IMG_0605平楽古鎮を訪れたときのこと。銀家大院という、紙の商人(昔平楽ではは竹で作った紙を生産していたらしい)のお屋敷を見物し、出ようとしたところ出口の扉に「【?爪】革命 促生産」(革命に力を入れ、生産を促進しよう)の文字を見つけた。いかにも文化大革命期にありがちなスローガンで、事実この建物の切符切りの人も文革期に書かれたものだと言っていた。
伝統的価値観(また表現が正確ではないなぁ)が徹底否定された中でこの建物が「吊し上げ」の対象になったのか、あるいは街の有力な建物を文革の宣伝基地として利用したのだろうか。

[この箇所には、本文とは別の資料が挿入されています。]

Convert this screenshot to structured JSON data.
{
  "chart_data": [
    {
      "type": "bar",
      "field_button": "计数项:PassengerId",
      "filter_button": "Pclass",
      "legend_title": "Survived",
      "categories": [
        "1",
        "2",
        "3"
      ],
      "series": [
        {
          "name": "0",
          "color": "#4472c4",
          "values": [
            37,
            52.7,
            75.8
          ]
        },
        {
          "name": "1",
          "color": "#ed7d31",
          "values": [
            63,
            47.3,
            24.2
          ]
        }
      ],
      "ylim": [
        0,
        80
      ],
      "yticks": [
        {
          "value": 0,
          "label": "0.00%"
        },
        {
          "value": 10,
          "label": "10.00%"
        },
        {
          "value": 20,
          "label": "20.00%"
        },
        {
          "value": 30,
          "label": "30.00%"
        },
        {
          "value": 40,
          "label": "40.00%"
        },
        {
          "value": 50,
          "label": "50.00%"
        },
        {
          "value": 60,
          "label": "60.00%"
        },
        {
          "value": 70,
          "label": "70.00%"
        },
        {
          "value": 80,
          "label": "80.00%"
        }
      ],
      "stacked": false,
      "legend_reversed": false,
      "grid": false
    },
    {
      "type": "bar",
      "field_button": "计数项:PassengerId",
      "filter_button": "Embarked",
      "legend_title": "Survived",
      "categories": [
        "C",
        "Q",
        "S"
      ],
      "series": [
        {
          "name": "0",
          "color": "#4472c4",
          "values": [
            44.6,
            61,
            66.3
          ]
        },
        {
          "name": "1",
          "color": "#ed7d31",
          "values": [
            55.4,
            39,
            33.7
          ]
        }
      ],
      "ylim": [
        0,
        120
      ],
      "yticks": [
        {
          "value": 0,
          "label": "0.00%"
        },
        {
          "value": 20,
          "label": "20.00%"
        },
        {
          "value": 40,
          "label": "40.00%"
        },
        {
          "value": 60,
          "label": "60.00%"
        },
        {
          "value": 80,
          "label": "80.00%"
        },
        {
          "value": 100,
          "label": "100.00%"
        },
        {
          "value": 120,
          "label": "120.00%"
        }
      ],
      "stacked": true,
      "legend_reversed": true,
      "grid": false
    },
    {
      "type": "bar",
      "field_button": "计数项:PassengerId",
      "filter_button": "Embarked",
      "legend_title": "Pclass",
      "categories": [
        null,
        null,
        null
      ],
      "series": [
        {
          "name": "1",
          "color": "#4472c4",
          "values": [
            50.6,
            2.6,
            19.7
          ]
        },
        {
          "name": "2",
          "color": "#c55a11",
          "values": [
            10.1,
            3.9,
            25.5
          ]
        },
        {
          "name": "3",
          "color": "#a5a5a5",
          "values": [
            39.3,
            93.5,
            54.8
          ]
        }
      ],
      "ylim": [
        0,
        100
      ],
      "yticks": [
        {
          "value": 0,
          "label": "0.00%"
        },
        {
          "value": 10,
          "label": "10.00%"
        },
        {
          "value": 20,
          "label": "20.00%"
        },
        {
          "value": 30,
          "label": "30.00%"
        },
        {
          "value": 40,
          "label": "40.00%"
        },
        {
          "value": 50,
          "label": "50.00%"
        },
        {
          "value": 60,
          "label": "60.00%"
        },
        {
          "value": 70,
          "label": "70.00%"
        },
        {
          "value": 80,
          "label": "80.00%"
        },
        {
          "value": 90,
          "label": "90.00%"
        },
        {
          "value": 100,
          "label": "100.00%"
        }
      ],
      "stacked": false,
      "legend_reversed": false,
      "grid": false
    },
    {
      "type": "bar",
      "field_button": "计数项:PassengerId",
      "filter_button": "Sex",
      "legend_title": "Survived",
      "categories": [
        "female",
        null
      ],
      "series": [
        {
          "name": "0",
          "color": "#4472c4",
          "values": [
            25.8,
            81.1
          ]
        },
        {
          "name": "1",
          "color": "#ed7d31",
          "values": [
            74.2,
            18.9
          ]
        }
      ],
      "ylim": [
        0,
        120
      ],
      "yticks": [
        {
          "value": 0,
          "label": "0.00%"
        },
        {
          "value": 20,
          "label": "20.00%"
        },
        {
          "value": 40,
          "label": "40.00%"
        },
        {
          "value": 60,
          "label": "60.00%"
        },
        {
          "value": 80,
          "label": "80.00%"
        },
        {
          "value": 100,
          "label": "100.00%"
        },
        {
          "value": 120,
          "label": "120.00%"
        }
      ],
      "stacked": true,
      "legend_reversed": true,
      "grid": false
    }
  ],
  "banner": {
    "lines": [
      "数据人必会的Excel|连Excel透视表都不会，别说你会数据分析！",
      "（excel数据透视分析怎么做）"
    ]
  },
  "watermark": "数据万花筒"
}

IMG_0607建物の紹介を書いた板の後ろにも「我們XX根子 毛XX思想」(「X」の部分は板に隠れて見えず)と書いてあった。「毛XX思想」はおそらく「毛沢東思想」であろうから、「我々は毛沢東思想に根ざす」ということであろう。
文化大革命は、1960年代後半〜1970年代中盤にかけて展開された、毛沢東思想に基づく中国の改革運動である。政治的には劉少奇・トウ小平ら実務派に対する毛沢東・林彪らの追い落とし工作に代表されるように中国共産党内部の権力闘争であるが、当時の指導者によって煽動された紅衛兵があら捜しをして批判の対象とされた人を吊し上げ、伝統的・宗教的なものは建物や美術品など徹底的に破壊され、また若者が「下放」と称して農村に移されたため学習の機会を奪われるなど、中国を混乱に陥れた時代でもあった。パンダ見物のあとで文革の亡霊を見ることになるとは思わなかった。

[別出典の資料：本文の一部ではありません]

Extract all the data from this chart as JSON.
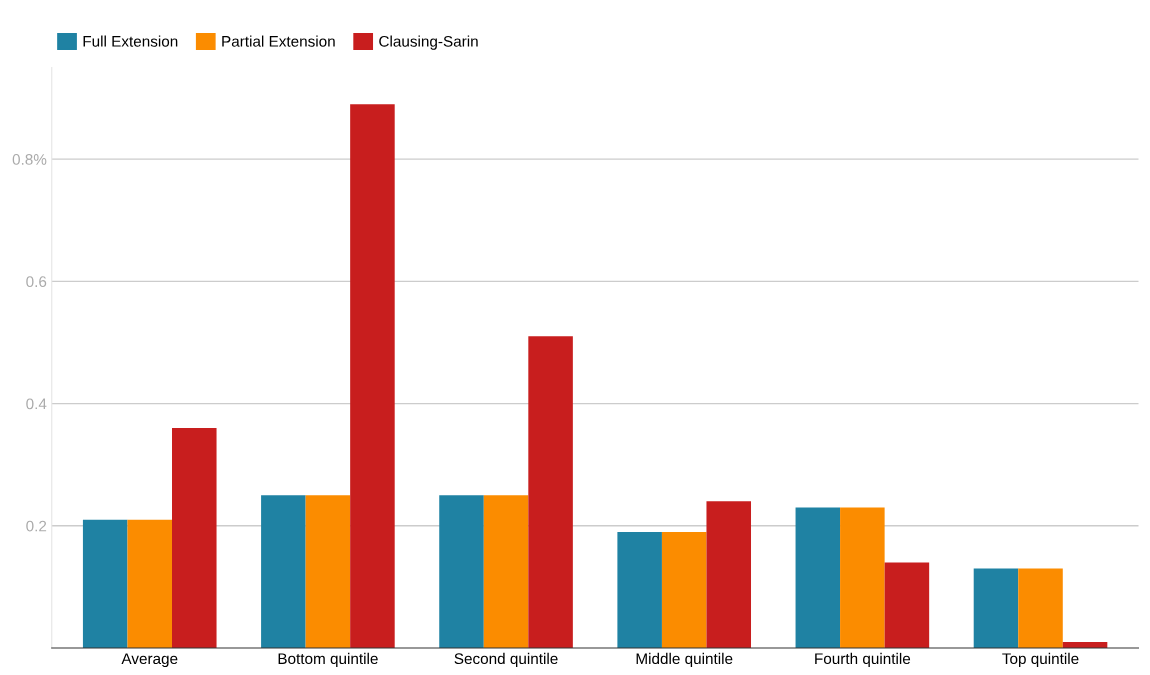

そういえば、ここ平楽鎮を歩いていると、いかにも「外国人が歩いている」という目で見られている視線を感じた。今回は集団行動だったこともあるが、昔学生だった頃に中国を旅行した頃に浴びたような視線であった。ここ平楽鎮で「少し昔の中国」を感じた、と思ったが、そうはいってもこれが平楽鎮の今なのであり、上海など普段私が目にしたり身を置いたりしている空間とは違う雰囲気があることには間違いない。

翌日都江堰に行ったとき、毛沢東や林彪やトウ小平が載っている雑誌を露店で売っているのを見かけた。値段を聞いてみたら100元以上との言い値だった。もとの値段はたいしたことないだろうから、文革の亡霊で稼ごうとしている人もいるのである。